So we decided to tell the boys about baby Auburn a few weeks into the pregnancy. There were several reasons to wait but none of those reasons had anything to do with getting closer to the magical safe zone. I wanted to tell the world about our rainbow baby, but I also wished that I could go 40 weeks without even knowing I was pregnant. I wanted to tell people, but I couldn't stand the idea of all possible reactions:
- Excitement over the new baby meant that people would think Alaska didn't matter any more.
- Relief meant that they thought we were over our daughter.
- Worry meant that they were thinking we might lose this one, too.
- Hesitation meant that they were judging us for trying again, for not being satisfied with the blessings we have.
Essentially, any person who I shared my news with was potentially going to piss me off (especially if they were happy for us).
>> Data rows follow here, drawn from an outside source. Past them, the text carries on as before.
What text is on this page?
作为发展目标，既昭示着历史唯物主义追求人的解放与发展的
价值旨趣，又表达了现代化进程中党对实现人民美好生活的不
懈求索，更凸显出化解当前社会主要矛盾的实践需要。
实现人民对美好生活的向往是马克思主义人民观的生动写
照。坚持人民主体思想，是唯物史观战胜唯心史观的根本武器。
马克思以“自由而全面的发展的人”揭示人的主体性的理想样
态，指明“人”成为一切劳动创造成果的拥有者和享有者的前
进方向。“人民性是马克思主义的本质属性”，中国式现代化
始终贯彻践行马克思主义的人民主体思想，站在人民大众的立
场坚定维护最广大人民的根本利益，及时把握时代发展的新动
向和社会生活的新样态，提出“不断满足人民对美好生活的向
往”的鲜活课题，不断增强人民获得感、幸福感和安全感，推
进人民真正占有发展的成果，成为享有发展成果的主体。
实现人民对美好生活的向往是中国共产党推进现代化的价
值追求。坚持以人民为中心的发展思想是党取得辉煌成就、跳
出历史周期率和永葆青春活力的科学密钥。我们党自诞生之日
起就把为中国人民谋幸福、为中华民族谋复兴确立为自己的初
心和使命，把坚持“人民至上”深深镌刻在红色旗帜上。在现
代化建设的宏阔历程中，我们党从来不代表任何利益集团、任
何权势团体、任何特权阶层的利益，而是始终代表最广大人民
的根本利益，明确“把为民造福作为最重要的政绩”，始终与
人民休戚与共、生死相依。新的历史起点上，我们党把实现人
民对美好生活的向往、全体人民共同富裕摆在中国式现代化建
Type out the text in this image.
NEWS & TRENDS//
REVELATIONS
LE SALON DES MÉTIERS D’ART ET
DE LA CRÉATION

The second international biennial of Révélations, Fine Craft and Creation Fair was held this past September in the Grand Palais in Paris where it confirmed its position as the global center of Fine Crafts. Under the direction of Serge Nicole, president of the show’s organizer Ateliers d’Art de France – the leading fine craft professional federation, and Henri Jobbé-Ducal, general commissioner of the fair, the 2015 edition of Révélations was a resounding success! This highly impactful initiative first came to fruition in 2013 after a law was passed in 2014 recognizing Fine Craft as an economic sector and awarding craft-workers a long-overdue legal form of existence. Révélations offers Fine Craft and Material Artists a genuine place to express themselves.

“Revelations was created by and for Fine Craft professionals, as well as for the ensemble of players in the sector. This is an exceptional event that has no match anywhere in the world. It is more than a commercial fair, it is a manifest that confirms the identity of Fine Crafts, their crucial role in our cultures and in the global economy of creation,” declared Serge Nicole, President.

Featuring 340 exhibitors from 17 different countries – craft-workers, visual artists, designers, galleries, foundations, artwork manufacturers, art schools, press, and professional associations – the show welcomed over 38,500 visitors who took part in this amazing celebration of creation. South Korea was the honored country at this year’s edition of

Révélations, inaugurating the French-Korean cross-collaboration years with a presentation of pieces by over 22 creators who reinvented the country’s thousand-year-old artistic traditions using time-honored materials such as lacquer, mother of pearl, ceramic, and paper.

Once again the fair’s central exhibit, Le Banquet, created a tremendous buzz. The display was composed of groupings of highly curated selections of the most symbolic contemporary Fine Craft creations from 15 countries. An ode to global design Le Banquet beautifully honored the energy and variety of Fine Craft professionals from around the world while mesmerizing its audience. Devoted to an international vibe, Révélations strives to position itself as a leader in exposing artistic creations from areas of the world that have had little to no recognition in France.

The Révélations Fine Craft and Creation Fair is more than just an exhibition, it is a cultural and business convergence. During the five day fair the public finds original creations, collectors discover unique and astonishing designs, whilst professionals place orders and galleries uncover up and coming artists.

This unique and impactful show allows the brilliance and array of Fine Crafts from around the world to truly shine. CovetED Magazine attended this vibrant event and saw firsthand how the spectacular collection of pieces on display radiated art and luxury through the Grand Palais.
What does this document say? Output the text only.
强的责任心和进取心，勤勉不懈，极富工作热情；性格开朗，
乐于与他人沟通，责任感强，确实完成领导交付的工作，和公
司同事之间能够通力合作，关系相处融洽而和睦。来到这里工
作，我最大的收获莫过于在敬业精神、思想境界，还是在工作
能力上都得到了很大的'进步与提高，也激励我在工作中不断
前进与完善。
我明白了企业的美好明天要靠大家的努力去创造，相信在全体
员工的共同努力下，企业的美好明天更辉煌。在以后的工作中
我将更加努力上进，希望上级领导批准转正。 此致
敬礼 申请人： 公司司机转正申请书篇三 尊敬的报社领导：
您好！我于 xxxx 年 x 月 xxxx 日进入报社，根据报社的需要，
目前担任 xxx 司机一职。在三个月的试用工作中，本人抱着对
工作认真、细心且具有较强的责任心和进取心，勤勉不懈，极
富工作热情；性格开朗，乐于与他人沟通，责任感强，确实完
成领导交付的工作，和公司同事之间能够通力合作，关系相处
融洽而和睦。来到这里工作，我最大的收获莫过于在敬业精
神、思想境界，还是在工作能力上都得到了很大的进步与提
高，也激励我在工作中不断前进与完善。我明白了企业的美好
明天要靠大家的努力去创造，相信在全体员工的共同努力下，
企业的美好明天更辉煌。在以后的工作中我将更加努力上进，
I knew that this was ridiculous and also part of the territory, so I reached out for help. A fellow mom who I met through an online support group for pregnancy after loss reminded me that my new baby deserved to be celebrated just as my other children were. I knew this for myself as I tried to balance the hope and joy and fear and love that comes with pregnancy after loss, but I hadn't acknowledged that others could celebrate our new baby without taking away from Alaska. I needed a couple of weeks to work this out before others knew about our new baby, so it was a relief to wait.
I painted a rainbow and "Big Sister Alaska" on a onsie and put it on one of the bears that we got after Alaska died. When the boys saw it and worked out what it meant, they were crazy with excitement. Elliott bounced around and yelled, "My wish came true!" I knew that this was his wish because he had shared it with me a few weeks earlier. He wanted another person to join our family. Someone that we hadn't met. A sibling who lived.
We talked about how we hoped that baby Auburn lived. The boys knew that anything could happen, but they definitely helped me go forward with hope for the short week that we had before we found out that baby Auburn was gone. We looked forward to the possibility that baby Auburn would be with us to celebrate his big sister's birthday on New Year's Eve 2014.
On the night of Elliott's 9th birthday he said that his birthday wish was that Auburn was ok. And then I had to break his heart with the news that I had hoped we could save for the next day. Some parents choose to keep early losses from their children. I understand the need to protect them from more pain, but I wouldn't change our decision to celebrate Auburn's short life as a family. He's part of us, and I wouldn't feel complete if Auburn was a secret. I'm also not sure at what point in Auburn's life it would be acceptable to include him as part of our family other than the very beginning. It's the only way I know when it comes to my babies.